Artificial intelligence (AI) now enables automated interpretation of medical images for clinical use. However, AI's potential use for interventional images (versus those involved in triage or diagnosis), such as for guidance during surgery, remains largely untapped. This is because surgical AI systems are currently trained using post hoc analysis of data collected during live surgeries, which has fundamental and practical limitations, including ethical considerations, expense, scalability, data integrity, and a lack of ground truth. Here, we demonstrate that creating realistic simulated images from human models is a viable alternative and complement to large-scale in situ data collection. We show that training AI image analysis models on realistically synthesized data, combined with contemporary domain generalization or adaptation techniques, results in models that on real data perform comparably to models trained on a precisely matched real data training set.

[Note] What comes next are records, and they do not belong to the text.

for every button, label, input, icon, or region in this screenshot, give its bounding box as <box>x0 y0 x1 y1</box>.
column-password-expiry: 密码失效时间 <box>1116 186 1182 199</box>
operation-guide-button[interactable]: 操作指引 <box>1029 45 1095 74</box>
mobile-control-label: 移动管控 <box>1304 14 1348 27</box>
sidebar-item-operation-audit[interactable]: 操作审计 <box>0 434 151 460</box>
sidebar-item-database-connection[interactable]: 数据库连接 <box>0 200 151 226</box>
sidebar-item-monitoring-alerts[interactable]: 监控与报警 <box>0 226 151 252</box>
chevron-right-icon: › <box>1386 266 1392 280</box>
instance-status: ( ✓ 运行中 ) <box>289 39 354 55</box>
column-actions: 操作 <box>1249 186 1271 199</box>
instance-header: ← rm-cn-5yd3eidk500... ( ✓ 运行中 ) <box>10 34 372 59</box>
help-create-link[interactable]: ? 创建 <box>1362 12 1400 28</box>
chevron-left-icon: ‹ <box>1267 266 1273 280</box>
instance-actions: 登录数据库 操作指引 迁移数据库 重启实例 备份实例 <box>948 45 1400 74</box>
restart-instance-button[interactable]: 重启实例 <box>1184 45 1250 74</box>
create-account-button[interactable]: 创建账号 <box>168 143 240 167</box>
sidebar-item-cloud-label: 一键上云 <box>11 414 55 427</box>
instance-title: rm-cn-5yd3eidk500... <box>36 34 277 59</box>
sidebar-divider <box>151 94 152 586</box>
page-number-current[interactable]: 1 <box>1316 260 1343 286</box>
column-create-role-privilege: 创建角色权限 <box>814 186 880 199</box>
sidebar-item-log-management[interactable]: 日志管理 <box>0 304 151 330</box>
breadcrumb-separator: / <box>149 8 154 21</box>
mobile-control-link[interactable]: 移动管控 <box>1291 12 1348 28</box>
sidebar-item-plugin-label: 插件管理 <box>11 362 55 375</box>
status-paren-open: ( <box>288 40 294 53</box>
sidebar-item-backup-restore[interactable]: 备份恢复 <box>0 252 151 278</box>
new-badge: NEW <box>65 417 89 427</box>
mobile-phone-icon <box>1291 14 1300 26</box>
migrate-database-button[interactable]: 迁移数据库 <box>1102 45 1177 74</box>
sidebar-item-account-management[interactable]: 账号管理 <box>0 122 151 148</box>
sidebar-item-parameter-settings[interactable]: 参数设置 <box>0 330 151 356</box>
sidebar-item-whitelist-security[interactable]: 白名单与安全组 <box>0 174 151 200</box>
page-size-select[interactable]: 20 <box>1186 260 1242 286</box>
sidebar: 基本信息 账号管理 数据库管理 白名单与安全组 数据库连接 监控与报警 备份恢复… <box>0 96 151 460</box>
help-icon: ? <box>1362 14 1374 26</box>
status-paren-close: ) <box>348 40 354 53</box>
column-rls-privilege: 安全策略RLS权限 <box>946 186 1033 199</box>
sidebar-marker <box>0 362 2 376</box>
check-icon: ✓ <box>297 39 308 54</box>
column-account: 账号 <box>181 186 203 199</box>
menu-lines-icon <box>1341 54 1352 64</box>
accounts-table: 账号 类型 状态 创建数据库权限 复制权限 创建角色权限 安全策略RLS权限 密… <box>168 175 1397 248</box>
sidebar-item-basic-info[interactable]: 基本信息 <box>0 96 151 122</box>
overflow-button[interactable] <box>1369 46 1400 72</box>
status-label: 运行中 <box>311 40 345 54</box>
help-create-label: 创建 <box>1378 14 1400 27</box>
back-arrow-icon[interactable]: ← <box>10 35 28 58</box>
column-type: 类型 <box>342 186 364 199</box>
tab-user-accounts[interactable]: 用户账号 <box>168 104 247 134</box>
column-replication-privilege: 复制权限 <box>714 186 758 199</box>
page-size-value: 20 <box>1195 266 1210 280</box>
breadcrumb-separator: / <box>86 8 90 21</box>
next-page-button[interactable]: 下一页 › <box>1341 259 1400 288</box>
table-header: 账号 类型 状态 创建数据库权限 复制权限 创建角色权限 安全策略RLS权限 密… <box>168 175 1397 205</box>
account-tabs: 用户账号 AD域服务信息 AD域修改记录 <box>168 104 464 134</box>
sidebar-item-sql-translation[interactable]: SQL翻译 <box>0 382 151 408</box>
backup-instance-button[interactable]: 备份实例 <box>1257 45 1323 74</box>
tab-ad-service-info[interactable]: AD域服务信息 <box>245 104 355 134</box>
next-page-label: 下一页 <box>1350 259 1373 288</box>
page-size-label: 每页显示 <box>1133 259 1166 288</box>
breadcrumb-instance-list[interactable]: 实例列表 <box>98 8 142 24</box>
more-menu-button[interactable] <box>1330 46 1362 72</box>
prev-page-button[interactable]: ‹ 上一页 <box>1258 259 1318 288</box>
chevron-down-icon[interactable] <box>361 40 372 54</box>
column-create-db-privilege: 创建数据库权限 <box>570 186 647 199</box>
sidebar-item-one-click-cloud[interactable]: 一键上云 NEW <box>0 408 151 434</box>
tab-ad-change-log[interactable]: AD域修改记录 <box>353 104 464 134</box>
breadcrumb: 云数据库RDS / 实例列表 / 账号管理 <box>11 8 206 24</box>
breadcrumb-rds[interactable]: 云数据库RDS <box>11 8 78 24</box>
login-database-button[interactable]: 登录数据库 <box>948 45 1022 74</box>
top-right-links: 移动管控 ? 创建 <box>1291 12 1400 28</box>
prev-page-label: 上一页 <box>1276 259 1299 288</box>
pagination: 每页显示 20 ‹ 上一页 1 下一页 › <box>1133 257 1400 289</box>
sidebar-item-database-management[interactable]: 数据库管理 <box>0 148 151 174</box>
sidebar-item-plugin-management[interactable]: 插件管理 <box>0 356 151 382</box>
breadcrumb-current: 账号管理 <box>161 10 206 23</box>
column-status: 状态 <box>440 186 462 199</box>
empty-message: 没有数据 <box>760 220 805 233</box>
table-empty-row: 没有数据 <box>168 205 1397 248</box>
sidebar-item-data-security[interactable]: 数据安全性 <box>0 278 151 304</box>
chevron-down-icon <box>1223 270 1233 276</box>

Because synthetic generation of training data from human-based models scales easily, we find that our model transfer paradigm for X-ray image analysis, which we refer to as SyntheX, can even outperform real data-trained models due to the effectiveness of training on a larger dataset. We demonstrate the potential of SyntheX on three clinical tasks: Hip image analysis, surgical robotic tool detection, and COVID-19 lung lesion segmentation. SyntheX provides an opportunity to drastically accelerate the conception, design, and evaluation of intelligent systems for X-ray-based medicine. In addition, simulated image environments provide the opportunity to test novel instrumentation, design complementary surgical approaches, and envision novel techniques that improve outcomes, save time, or mitigate human error, freed from the ethical and practical considerations of live human data collection.